You can really see all of the hard work and passion that went into this goofy, amazing, amazingly goofy piece. The level of detail is crazy; it's exhausting to think about what Williams probably had to go through to get it made. (For a laugh, check out the corporate logos on the sides of all those tiny, handmade trucks.)

And you'll probably feel sick with regret that you missed opening night—the art event of the season!—when Williams put on the mailbox monster suit and stomped around, trashing the tiny town he'd spent so long building while toy airplanes on strings spun around overhead. Apparently, the damage wasn't too lasting—Williams probably pulled his punches—because it's not like his piece is now a big pile of busted cardboard or anything.
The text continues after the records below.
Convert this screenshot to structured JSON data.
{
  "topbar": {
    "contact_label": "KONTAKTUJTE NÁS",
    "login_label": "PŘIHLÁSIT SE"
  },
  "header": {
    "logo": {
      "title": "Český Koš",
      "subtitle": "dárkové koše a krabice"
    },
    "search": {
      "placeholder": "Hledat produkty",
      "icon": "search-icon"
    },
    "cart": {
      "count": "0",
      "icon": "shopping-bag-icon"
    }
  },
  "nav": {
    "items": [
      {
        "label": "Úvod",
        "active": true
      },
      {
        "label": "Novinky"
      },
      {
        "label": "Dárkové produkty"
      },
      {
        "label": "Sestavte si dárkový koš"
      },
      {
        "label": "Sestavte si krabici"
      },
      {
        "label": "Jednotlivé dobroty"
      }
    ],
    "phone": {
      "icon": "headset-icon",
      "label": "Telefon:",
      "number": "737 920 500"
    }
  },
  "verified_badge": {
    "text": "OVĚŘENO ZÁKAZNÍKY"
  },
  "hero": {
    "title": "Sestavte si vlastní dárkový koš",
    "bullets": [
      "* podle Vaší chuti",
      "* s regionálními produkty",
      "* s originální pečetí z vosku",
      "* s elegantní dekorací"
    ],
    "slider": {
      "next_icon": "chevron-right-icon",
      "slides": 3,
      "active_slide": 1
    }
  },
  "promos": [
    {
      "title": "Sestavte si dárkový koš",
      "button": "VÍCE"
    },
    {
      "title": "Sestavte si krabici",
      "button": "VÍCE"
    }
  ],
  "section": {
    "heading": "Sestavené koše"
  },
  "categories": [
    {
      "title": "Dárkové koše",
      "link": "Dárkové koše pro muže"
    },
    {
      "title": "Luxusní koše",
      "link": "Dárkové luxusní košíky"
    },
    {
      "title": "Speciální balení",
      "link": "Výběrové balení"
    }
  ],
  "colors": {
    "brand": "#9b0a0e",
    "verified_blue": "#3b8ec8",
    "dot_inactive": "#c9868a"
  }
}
While putting on a confining costume and wrecking his cardboard masterpiece was surely a hot, sweaty ordeal, you still kind of have to envy Williams. As toddlers, we throw our toy trains around, dreaming of being Godzilla. But Williams lived the dream. Actually, maybe kicking his little bigature around was his version of utopia.

Finally, you arrive in the twisted little world of Kiel Johnson. He's one of the most interesting local artists working today; he makes great, useless gadgets and does drawings full of endless, fiddly detail. But I gotta say, Survival Mode, his installation in this show, didn't wow me like some of his other pieces have. Yeah, his drawings of impossibly twisty, congested cities are always a kick, and you can't help but be impressed by the wall of '70s car stereos or whatever the heck those things were. But the hanging jacket full of enough supplies to survive on for several days after a terrorist attack—okay, we get it, you guys were being sarcastic about the “utopia” thing—is rather limp Johnson. Fortunately, this guy has a seemingly unstoppable imagination, and I've no doubt I'll stagger from his next show feeling the kind of awe that Johnson's fans have come to expect and demand.

Besides, when Johnson is the weak link, you know you've got a damn-fine show. If every OC art event was this good, we'd indeed be living in utopia.